This is a wonderful American folk art classic. This silhouette has a hollow cut head and a block printed body. Although a few other examples are recorded of this style with the body reverse-cut into a wood block which was then inked and stamped onto the paper, they come on the market very, very rarely. Rifken notes that these are much rarer than silhouettes with lithographed bodies. American Folk Portraits notes all known examples at the time of the books printing in 1982. At that time there are two examples (one woman and one man) in the Abby Aldrich Rockefeller Folk Art Center collection; a sample book by this artist with a Westminster, Massachusetts history1; and a privately-owned example inscribed "Roxberry, Vermont, 1831"; and an example in the collection of Old Sturbridge Village.
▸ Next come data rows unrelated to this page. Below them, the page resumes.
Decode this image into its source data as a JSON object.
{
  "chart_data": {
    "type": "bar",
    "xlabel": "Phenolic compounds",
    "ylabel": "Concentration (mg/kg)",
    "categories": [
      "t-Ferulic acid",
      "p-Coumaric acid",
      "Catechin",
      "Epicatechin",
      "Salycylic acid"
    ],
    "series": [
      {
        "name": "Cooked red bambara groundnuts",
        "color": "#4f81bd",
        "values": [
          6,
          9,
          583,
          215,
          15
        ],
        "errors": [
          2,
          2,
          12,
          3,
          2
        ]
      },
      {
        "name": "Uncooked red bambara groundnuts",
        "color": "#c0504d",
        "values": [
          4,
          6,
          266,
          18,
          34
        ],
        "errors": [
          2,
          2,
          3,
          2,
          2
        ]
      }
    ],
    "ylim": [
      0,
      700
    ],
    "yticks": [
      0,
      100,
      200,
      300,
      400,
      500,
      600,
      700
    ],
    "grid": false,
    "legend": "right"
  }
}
This gentleman presents a body and style I’ve not encountered before. The body is printed almost to the waist and the block was cut with cross-hatches to give the coat texture. The body is slightly turned towards the viewer to that the lapel on the man’s proper right is shown. An interesting note about the cutting of this male silhouette is that the hair combed up above his forehead is cut with waves as opposed to drawn in on the outside of the profile. By this period in America (1830), most hollow-cut silhouettes of men had the addition of drawn or painted hair around a rounded cut-away head. I’m posting some block-body men I’ve had in the past for comparison. I have always found it so intriguing that with these rarely found block-printed or lithograph bodies still appear to be by different hands. The bodies are never quite the same and the cutting is obviously done by different artists with different styles.
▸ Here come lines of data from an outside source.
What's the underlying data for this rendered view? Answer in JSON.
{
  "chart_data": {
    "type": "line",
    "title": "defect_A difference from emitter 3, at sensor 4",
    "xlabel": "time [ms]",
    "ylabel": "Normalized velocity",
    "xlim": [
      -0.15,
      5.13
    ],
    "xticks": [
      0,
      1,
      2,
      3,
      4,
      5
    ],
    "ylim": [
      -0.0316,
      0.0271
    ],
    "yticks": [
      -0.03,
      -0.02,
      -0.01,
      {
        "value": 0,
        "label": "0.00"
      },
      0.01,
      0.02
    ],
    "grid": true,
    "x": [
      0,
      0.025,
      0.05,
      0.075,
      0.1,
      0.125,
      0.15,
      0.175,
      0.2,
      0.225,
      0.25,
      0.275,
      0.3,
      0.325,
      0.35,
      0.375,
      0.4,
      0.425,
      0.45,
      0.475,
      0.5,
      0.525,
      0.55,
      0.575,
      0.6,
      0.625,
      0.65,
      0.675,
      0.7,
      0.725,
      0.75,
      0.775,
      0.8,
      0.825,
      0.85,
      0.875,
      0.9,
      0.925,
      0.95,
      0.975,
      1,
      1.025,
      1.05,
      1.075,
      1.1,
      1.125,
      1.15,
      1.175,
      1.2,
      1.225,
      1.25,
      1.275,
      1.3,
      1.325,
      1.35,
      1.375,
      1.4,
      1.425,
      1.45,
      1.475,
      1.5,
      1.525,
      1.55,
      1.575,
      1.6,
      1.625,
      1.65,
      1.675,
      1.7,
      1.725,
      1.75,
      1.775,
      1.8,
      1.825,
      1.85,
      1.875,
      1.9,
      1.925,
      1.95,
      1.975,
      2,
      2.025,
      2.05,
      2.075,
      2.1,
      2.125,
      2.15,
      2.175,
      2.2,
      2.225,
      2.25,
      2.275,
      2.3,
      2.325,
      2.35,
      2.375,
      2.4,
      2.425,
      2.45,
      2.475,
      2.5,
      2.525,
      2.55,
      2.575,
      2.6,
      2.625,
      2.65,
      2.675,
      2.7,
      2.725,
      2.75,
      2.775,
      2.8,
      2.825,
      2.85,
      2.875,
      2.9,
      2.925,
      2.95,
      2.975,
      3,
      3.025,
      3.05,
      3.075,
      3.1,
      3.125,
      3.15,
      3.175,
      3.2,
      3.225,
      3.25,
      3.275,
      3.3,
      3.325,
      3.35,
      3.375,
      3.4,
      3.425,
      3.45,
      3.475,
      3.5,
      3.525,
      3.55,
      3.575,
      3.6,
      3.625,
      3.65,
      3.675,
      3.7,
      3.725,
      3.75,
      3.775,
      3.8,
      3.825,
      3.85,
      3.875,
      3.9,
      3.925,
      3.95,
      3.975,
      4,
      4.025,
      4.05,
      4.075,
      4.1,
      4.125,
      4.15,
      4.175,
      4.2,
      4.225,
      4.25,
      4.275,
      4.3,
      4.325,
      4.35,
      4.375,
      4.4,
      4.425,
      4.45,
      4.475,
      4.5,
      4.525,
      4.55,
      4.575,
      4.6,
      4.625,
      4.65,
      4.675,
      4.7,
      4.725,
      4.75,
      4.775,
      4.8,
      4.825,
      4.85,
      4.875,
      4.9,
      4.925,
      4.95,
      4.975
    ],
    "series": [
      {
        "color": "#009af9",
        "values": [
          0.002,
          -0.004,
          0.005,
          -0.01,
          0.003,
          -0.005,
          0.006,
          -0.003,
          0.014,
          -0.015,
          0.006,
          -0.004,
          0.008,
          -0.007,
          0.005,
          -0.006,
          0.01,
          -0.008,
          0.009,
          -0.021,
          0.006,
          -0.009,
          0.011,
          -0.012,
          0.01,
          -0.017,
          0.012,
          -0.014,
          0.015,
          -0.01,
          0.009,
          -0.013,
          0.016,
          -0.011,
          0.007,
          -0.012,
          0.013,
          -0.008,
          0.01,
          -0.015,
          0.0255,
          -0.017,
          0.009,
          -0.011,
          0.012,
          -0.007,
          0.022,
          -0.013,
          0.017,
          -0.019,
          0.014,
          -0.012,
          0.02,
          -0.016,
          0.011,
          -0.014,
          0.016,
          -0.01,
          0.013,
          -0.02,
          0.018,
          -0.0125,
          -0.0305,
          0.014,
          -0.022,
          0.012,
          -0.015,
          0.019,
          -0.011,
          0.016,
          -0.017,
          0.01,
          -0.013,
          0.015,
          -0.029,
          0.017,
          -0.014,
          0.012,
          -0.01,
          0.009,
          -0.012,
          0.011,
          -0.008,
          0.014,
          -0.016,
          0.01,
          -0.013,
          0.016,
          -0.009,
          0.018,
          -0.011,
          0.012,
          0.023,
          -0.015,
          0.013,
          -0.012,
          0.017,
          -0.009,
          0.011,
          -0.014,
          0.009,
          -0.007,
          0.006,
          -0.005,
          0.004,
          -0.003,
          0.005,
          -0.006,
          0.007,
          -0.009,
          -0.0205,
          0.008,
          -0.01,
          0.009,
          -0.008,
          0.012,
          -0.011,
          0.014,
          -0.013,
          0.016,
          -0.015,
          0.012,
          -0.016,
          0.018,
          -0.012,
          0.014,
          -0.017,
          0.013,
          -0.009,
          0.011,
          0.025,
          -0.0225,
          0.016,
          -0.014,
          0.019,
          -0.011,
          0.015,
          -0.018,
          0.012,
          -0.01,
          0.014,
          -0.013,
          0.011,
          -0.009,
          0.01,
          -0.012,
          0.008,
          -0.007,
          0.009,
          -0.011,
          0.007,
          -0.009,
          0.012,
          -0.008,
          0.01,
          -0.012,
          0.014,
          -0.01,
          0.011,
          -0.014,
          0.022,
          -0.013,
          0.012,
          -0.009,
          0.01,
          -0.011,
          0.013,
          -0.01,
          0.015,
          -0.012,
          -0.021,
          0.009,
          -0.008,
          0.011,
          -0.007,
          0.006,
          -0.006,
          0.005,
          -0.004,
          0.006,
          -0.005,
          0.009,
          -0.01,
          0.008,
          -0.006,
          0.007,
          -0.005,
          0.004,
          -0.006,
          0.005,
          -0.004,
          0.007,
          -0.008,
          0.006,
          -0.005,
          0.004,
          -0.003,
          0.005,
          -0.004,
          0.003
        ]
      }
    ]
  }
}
The silhouette is in good condition with toning to left side, bottom of the paper. The toning is because a piece of black fabric used for the backing was placed between silhouette paper and wood backing and protected the silhouette paper. If the fabric had been the full size of the paper, it would have protected all of the paper. However, fabric was expensive and silhouettists of the period tended to use as small a piece as possible. I have inserted conservation materials so that the paper no longer touches the wood back. There is a bit of paper rubbing at around 1 o’clock just inside the oval portal. It has a beautifully restored églomisé mat in gold overpainted frame that measures 4 ¾” x 5 ¾”. As you can see in the photos, the frame has a few dings. Circa 1830 and a great American folk silhouette.
Rifken, Blume J., Silhouettes in America, 1790-1840: A Collector's Guide, Burlington, VT, Paradigm Press, Inc. 1987. 66.
Rumsford, Beatrix, American Folk Portraits Paintings and Drawings from the Abby Aldrich Rockefeller Folk Art Center
1 According to American Folk Portraits , the Westminster, Mass sample book includes both fully cut profiles and examples with block printed bodies. The privately-owned book is assumed to be a sample book, but (as with Edouart's duplicate folios) would have provided the silhouettist with a marketing opportunity to show prospective sitters what types of work he/she could do. The fully cut examples in the book include scalloped bust-line terminations. American Folk Portraits at 245. Several years ago, I inquired about the sample book from Barbara Luck who was curator of paintings and prints when American Folk Portraits was written. She told me that the book had been owned by Bertram K and Nina Fletcher Little. I tried tracing the book but it seems to have become hidden in another private collection. I would love to examine the book to see if later scholarship would allow us to attribute the silhouettist from the fully cut silhouettes.